Australia's devastating bushfires two summers ago spewed millions of tonnes of carbon dioxide into the atmosphere, but in an unexpected twist, sparked a rare and massive ocean phytoplankton bloom which removed the same amount of gas.
The unusual phenomenon could point to a way to tackle climate change in the future.
New research has found the bloom, between New Zealand and South America, spanned an area larger than Australia, with its emergence tracking the progress of the fires which hit multiple states including NSW, Victoria and South Australia.
It was estimated the fires emitted 715 million tonnes of carbon dioxide, with the smoke turning New Zealand glaciers brown and travelling across the ocean to South America and beyond.

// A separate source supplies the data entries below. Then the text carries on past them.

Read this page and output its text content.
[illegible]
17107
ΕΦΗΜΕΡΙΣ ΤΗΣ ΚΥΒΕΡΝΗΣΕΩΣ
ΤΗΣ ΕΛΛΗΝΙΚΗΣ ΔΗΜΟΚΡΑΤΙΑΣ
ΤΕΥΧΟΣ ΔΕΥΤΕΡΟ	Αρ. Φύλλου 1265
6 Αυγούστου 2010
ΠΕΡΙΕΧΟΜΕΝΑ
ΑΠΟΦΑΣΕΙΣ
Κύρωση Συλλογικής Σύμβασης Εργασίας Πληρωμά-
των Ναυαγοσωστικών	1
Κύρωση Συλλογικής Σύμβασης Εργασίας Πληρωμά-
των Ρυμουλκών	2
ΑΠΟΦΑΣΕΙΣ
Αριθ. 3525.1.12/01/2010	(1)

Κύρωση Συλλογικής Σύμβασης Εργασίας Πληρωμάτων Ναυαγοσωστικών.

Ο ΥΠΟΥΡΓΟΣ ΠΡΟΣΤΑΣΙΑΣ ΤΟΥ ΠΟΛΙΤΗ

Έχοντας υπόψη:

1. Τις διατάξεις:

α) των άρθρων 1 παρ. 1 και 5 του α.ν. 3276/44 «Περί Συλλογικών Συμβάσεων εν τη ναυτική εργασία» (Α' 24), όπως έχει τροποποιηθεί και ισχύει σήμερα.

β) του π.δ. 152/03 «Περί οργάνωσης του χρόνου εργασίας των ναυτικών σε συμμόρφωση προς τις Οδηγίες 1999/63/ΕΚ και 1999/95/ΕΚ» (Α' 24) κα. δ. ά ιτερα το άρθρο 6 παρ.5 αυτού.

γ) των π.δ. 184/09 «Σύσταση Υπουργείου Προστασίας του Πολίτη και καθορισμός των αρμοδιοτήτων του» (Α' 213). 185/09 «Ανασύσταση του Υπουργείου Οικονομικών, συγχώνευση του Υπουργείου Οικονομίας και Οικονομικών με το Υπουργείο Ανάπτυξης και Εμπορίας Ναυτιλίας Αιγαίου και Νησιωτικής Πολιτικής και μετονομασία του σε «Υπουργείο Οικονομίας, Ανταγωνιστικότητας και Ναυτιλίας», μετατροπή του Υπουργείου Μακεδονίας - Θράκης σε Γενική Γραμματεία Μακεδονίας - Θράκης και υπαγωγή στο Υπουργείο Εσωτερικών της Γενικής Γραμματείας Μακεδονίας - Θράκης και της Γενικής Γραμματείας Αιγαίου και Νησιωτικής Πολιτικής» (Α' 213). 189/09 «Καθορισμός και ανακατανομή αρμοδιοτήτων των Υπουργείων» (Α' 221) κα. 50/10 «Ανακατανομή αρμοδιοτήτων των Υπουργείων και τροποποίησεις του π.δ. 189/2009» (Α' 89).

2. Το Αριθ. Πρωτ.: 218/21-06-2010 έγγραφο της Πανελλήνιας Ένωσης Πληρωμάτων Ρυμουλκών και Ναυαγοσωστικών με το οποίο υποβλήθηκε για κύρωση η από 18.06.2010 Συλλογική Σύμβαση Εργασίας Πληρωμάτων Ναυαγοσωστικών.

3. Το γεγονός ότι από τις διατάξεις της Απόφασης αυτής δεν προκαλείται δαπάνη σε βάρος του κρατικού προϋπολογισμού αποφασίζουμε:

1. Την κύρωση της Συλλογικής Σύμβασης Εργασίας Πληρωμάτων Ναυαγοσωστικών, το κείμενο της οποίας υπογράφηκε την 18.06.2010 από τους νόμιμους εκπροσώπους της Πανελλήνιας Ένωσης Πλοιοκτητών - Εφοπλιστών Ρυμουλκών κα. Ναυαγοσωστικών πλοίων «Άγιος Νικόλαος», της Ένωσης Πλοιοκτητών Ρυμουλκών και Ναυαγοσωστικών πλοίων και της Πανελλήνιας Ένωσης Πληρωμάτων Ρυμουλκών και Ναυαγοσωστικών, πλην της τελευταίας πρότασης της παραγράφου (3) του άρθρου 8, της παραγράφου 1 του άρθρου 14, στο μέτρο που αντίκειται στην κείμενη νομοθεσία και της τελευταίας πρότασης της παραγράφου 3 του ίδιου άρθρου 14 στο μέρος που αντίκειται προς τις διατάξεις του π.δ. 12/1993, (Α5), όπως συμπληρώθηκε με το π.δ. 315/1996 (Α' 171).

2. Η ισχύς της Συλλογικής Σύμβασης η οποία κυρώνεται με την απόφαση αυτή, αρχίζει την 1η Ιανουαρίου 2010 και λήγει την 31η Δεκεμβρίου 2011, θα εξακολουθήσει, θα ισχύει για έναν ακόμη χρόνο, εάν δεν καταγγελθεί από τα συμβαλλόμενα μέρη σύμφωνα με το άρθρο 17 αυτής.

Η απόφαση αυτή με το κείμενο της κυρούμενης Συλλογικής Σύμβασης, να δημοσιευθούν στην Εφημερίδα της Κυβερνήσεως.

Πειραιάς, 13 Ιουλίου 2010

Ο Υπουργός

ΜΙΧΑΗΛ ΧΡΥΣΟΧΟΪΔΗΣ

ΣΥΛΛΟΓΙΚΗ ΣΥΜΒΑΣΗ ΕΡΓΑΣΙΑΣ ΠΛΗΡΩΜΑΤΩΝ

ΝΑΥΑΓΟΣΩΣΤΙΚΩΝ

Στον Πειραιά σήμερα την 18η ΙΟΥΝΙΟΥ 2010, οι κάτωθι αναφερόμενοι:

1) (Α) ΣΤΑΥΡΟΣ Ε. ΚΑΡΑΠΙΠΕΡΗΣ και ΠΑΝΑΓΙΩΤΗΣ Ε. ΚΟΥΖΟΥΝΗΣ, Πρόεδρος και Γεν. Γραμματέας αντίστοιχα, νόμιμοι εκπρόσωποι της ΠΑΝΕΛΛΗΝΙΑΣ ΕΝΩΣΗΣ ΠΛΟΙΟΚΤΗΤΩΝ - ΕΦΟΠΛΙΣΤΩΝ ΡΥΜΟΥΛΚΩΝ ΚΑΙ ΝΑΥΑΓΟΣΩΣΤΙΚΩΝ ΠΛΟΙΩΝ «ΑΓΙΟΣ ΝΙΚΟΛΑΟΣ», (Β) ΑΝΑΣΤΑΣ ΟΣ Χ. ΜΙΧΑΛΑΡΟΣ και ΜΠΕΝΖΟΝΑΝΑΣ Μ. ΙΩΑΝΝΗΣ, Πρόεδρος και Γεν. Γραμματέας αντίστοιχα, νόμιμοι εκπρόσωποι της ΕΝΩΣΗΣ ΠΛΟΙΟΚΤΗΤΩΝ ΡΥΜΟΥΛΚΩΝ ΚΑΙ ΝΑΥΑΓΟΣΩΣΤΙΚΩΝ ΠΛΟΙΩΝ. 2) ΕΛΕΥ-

In a study published in Nature, researchers from the ARC Centre of Excellence for Climate Extremes and the University of Tasmania's Institute for Marine and Antarctic Studies, said the phytoplankton bloom was unprecedented in the 22-year satellite record, and lasted about four months.
"What made it more extraordinary is that the part of the season when the bloom appeared is usually the seasonal low point in phytoplankton, but the smoke from the Australian bushfires completely reversed that," chief investigator Peter Strutton said.
As part of their research, the scientists tracked the path of the smoke using satellite and ground-based measurements.
They then confirmed the increased concentration of phytoplankton in the ocean by combining satellite data with floats deployed across the region.
The smoke from the fires included low but significant concentrations of iron vital for photosynthesis and phytoplankton growth, with the researchers estimating the iron was deposited at a rate three times more than normal levels.
"The acceleration in phytoplankton growth as the fires took hold in Australia was so quick that it only lagged the blazes by a few weeks and in some cases just days," PhD student and study contributor Jakob Weis said.
"This was even as the impact of the smoke was felt in fits and starts rather than appearing as a constant rain of smoke on the ocean."
Ironically, the phytoplankton growth, removed significant amounts of carbon dioxide from the air, absorbing the gas as part of the photosynthesis.
It was estimated the bloom removed about the same amount of CO2 as the fires released, though whether such a process could help the permanent sequestration of carbon from the atmosphere was difficult to determine.
"With increasing risks of bushfires in some areas, and the potential impact on climate, this research shows that we need to turn our attention to the consequences of fires at a global scale," Prof Strutton said.
"We need a far more comprehensive representation of wildfires in climate models and targeted studies to understand their influence on marine ecosystems.
"Our capacity to adapt to future climate change depends on it."